In the Sept. 5 memorandum decision, the Supreme Court  found that the circuit court’s order is appropriate and that Pocahontas BOE was right to deny a grievance filed regarding the board’s modification of contract terms.

Jaime C. Walker applied for two jobs with Pocahontas as a mechanic and a chief mechanic, both of which were set oyt as 240-day positions to be effective July 1, 2013. Walker was interviewed for both jobs and, during the course of the interview process, he inquired as to whether the positions would be increased to 261-day positions or if they would remain as listed.

The superintendent stated the positions would not be changed. Walker later withdrew his applications for both positions and two other men were hired.

Sometime after Justin Tyler and Ian Bennett accepted the positions, the men appeared before the board and requested their contracts be increased to 261-day positions. The requests were then placed on the board’s July 2013 meeting agenda and were approved.

In August 2013, Walker filed a Level One grievance challenging the modification of the contract terms after they were filled. The board denied the grievance.

In September 2013, Walker appealed the denial to Level Two of the grievance procedure, and, following an unsuccessful mediation, he then appealed to Level Three in January 2014.

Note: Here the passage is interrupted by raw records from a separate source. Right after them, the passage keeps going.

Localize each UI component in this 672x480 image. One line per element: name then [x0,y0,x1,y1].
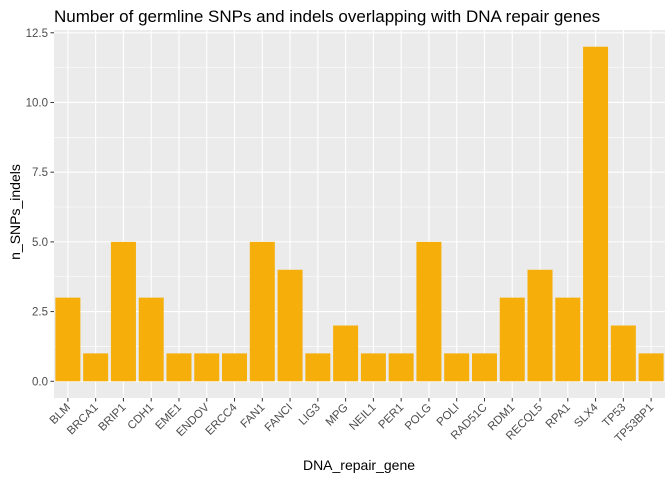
x-axis: BLMBRCA1BRIP1CDH1EME1ENDOVERCC4FAN1FANCI… [48,398,656,445]
bar-eme1 [166,353,192,382]
x-tick-label: FANCI [263,402,295,434]
x-tick-label: BRCA1 [65,402,101,438]
x-tick-label: SLX4 [572,401,601,430]
y-tick-label: 0.0 [32,376,48,388]
bar-tp53bp1 [638,353,664,382]
bar-rdm1 [499,297,525,382]
x-tick-label: POLG [403,402,434,433]
y-tick-label: 2.5 [32,307,48,319]
x-tick-label: NEIL1 [347,402,378,433]
bar-per1 [388,353,414,382]
bar-blm [55,297,81,382]
y-tick-label: 5.0 [32,237,48,249]
bar-tp53 [610,325,636,382]
bar-lig3 [305,353,331,382]
y-tick-label: 7.5 [32,167,48,179]
bar-brca1 [83,353,109,382]
y-axis: 0.0 2.5 5.0 7.5 10.0 12.5 [26,28,54,388]
x-tick-label: ERCC4 [204,401,240,437]
bar-rpa1 [555,297,581,382]
chart-title: Number of germline SNPs and indels overl… [54,7,600,26]
x-tick-label: BRIP1 [97,402,129,434]
y-tick-label: 12.5 [26,28,48,40]
x-tick-label: LIG3 [297,402,323,428]
bar-slx4 [583,46,609,382]
bar-brip1 [110,241,136,382]
x-tick-label: BLM [48,402,73,427]
bar-ercc4 [222,353,248,382]
bar-recql5 [527,269,553,382]
bar-neil1 [360,353,386,382]
bar-endov [194,353,220,382]
bar-fanci [277,269,303,382]
bar-rad51c [471,353,497,382]
x-tick-label: RPA1 [544,402,573,431]
y-axis-title: n_SNPs_indels [7,164,23,260]
bar-polg [416,241,442,382]
bar-poli [444,353,470,382]
bar-fan1 [249,241,275,382]
bar-cdh1 [138,297,164,382]
y-tick-label: 10.0 [26,97,48,109]
bars [55,46,664,382]
bar-mpg [333,325,359,382]
x-tick-label: PER1 [377,402,407,432]
x-axis-title: DNA_repair_gene [303,457,415,473]
x-tick-label: CDH1 [126,402,157,433]
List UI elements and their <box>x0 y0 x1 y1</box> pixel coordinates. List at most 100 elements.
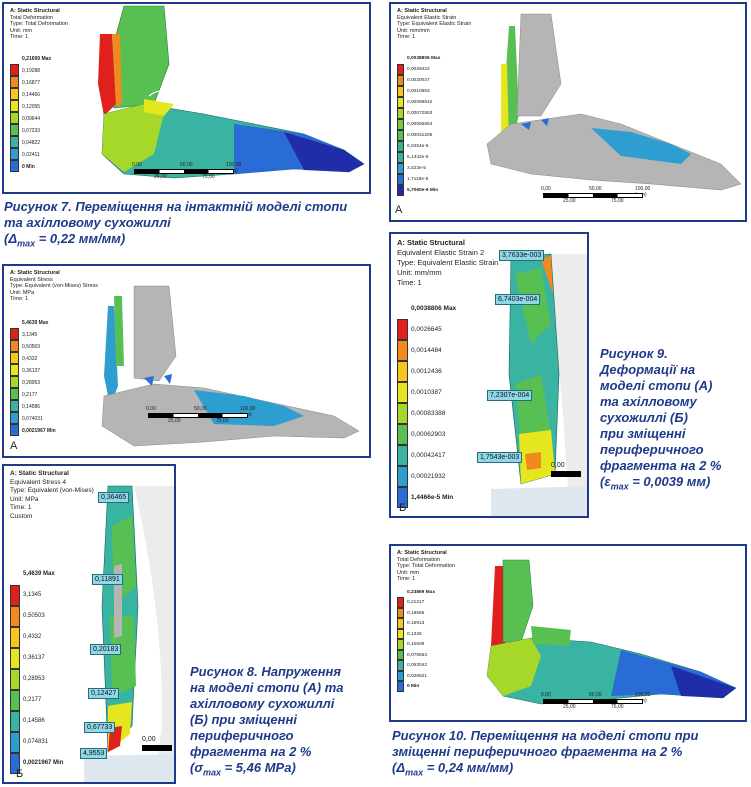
legend-label: 0,053042 <box>407 663 428 669</box>
legend-label: 0,1326 <box>407 631 422 637</box>
legend-swatch <box>397 649 404 661</box>
legend-swatch <box>10 731 20 753</box>
fig8b-tendon-model <box>84 485 174 782</box>
fig8b-probe-6: 4,9553 <box>80 748 108 759</box>
legend-label: 0,026521 <box>407 673 428 679</box>
legend-label: 0,14586 <box>22 403 41 410</box>
fig7-panel: A: Static Structural Total Deformation T… <box>2 2 371 194</box>
fig8b-panel: A: Static Structural Equivalent Stress 4… <box>2 464 176 784</box>
legend-swatch <box>10 328 19 340</box>
fig8b-probe-5: 0,67733 <box>84 722 116 733</box>
legend-label: 0,15913 <box>407 621 425 627</box>
legend-swatch <box>10 412 19 424</box>
legend-label: 0,0021967 Min <box>22 427 56 434</box>
legend-label: 1,7118e-5 <box>407 176 429 182</box>
legend-label: 5,7060e-9 Min <box>407 187 439 193</box>
legend-swatch <box>397 173 404 185</box>
legend-swatch <box>397 639 404 650</box>
legend-label: 0,0014484 <box>411 346 442 354</box>
fig8-caption: Рисунок 8. Напруження на моделі стопи (А… <box>190 664 344 778</box>
legend-swatch <box>10 340 19 352</box>
legend-label: 0 Min <box>22 163 35 170</box>
legend-label: 0,00062903 <box>411 430 446 438</box>
legend-label: 0,36137 <box>23 655 45 661</box>
fig8a-header: A: Static Structural Equivalent Stress T… <box>10 270 99 303</box>
fig10-panel: A: Static Structural Total Deformation T… <box>389 544 747 722</box>
legend-swatch <box>397 486 408 508</box>
legend-label: 0,21699 Max <box>22 55 52 62</box>
legend-swatch <box>397 318 408 340</box>
legend-label: 0,0038806 Max <box>407 55 441 61</box>
fig10-caption: Рисунок 10. Переміщення на моделі стопи … <box>392 728 699 778</box>
legend-label: 0,16877 <box>22 79 41 86</box>
legend-swatch <box>10 64 19 76</box>
legend-label: 0,074031 <box>22 415 43 422</box>
legend-swatch <box>10 136 19 148</box>
legend-label: 0,04822 <box>22 139 41 146</box>
legend-label: 0,00021932 <box>411 472 446 480</box>
legend-label: 0,14466 <box>22 91 41 98</box>
fig10-header: A: Static Structural Total Deformation T… <box>397 550 455 583</box>
legend-swatch <box>10 584 20 606</box>
legend-swatch <box>397 63 404 75</box>
legend-label: 1,4466e-5 Min <box>411 493 454 501</box>
legend-swatch <box>10 112 19 124</box>
fig9b-header: A: Static Structural Equivalent Elastic … <box>397 238 499 287</box>
legend-swatch <box>397 381 408 403</box>
legend-label: 0,0029422 <box>407 66 430 72</box>
legend-swatch <box>10 626 20 648</box>
legend-label: 5,1342e-5 <box>407 154 429 160</box>
fig7-header: A: Static Structural Total Deformation T… <box>10 8 68 41</box>
fig8a-panel: A: Static Structural Equivalent Stress T… <box>2 264 371 458</box>
fig9a-letter: А <box>395 204 403 216</box>
legend-label: 0,36137 <box>22 367 41 374</box>
legend-swatch <box>397 360 408 382</box>
legend-swatch <box>10 400 19 412</box>
legend-swatch <box>10 710 20 732</box>
legend-swatch <box>10 88 19 100</box>
legend-label: 0,00072553 <box>407 110 433 116</box>
legend-label: 0,21217 <box>407 600 425 606</box>
fig9a-foot-model <box>486 13 742 191</box>
fig8b-header: A: Static Structural Equivalent Stress 4… <box>10 470 94 520</box>
legend-label: 0,4332 <box>23 634 42 640</box>
legend-label: 0,18565 <box>407 610 425 616</box>
legend-swatch <box>397 140 404 152</box>
legend-swatch <box>10 388 19 400</box>
legend-swatch <box>397 162 404 174</box>
fig8b-letter: Б <box>16 768 24 780</box>
legend-label: 0,28953 <box>22 379 41 386</box>
legend-swatch <box>10 100 19 112</box>
fig9a-panel: A: Static Structural Equivalent Elastic … <box>389 2 747 222</box>
fig9b-panel: A: Static Structural Equivalent Elastic … <box>389 232 589 518</box>
legend-swatch <box>397 607 404 619</box>
legend-swatch <box>397 618 404 629</box>
fig8a-foot-model <box>101 285 360 447</box>
fig9b-probe-3: 7,2307e-004 <box>487 390 533 401</box>
legend-label: 0,0021967 Min <box>23 760 64 766</box>
legend-label: 0,07233 <box>22 127 41 134</box>
legend-label: 0,14586 <box>23 718 45 724</box>
legend-swatch <box>10 124 19 136</box>
legend-swatch <box>10 752 20 774</box>
legend-swatch <box>10 352 19 364</box>
legend-label: 0,50503 <box>22 343 41 350</box>
legend-swatch <box>397 465 408 487</box>
legend-swatch <box>397 74 404 86</box>
fig9b-probe-2: 6,7403e-004 <box>495 294 541 305</box>
legend-swatch <box>10 376 19 388</box>
legend-swatch <box>397 402 408 424</box>
fig9b-letter: Б <box>399 502 407 514</box>
fig10-foot-model <box>486 559 737 705</box>
legend-swatch <box>10 668 20 690</box>
legend-swatch <box>397 339 408 361</box>
legend-swatch <box>397 628 404 640</box>
legend-swatch <box>10 160 19 172</box>
legend-label: 0,0010653 <box>407 88 430 94</box>
legend-label: 0,23869 Max <box>407 589 436 595</box>
legend-swatch <box>10 148 19 160</box>
legend-label: 0,00042417 <box>411 451 446 459</box>
legend-label: 0,19288 <box>22 67 41 74</box>
fig9b-probe-1: 3,7633e-003 <box>499 250 545 261</box>
legend-label: 0,0020037 <box>407 77 430 83</box>
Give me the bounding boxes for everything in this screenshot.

Following a hearing, the administrative law judge issued a decision in July 2015 in which the judge found that Walker demonstrated an interest in the posted positions and had standing to challenge the change in the contract terms as a misleading notice of the vacancies to applications and potential applicants. The board appealed the ALJ’s decision to the circuit court.

By order entered on June 10, 2016, the circuit court reversed the ALJ’s decision and found that the petitioner’s grievance was not timely filed as required by West Virginia code and that he did not have a valid excuse for the untimely filing, according to the decision.

Walker then appealed the circuit court’s decision to the Supreme Court.

The Supreme Court found no error in the circuit court’s order reversing the ALJ’s decision.

“Here, after hiring Mr. Tyler and Mr. Bennett, the BOE altered their employment contract terms based on the ‘compelling reasons’ as to why their contract terms should be increased given the nature of their job duties,” the decision states. “As such, respondent exercised its statutory authority to increase the employment contract terms pursuant to West Virginia Code § 18A-4-19(b). Therefore, we find no error.”